Although the correction may have more time before it runs its course, I think the extreme bearish sentiment will likely limit the extent of the pullback in percentage terms.

Enough Excitement For The Day Already

The market has shown enough excitement in the first half hour of trading that we might as well call it a day already. The DOW plunged more than 200 points after the open, as investors worried about the unwinding of the yen carry trade.

After that initial plunge, the market quickly bottomed and came flying back-- and I mean flying. Just go to your favorite charting service and take a look at the intraday volatility, in just the first hour!

There are trillions of dollars of borrowed yen that speculators have shorted to invest in higher yielding assets around the globe. But as Japan's fiscal year end is near, there is a lot of window dressing being done to shore up positions before the reporting period.

This, in combination with the rise in the Yen, has exacerbated the pressure on the carry trade players to sell stocks around the world and buy back borrowed yen. But as we saw last year, this trend is a short-term phenomenon, and won't likely affect the markets for much longer.

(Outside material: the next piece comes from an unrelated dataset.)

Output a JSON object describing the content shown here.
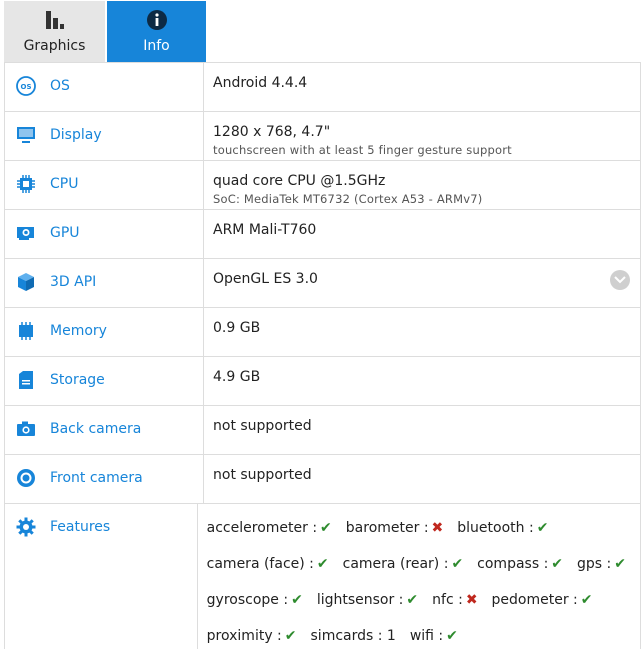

There was also some inflation data (core PCE) that came in a little higher than expected. But despite the negative inflation data, bond yields continued to fall (they should have risen), with the 10-year falling to 4.50%.

Oil is also trading lower ($61.15), which is good as we don't need any additional pressure on the market. The volatility indexes also spiked this morning, indicating another peak in fear. Time to start buying a little.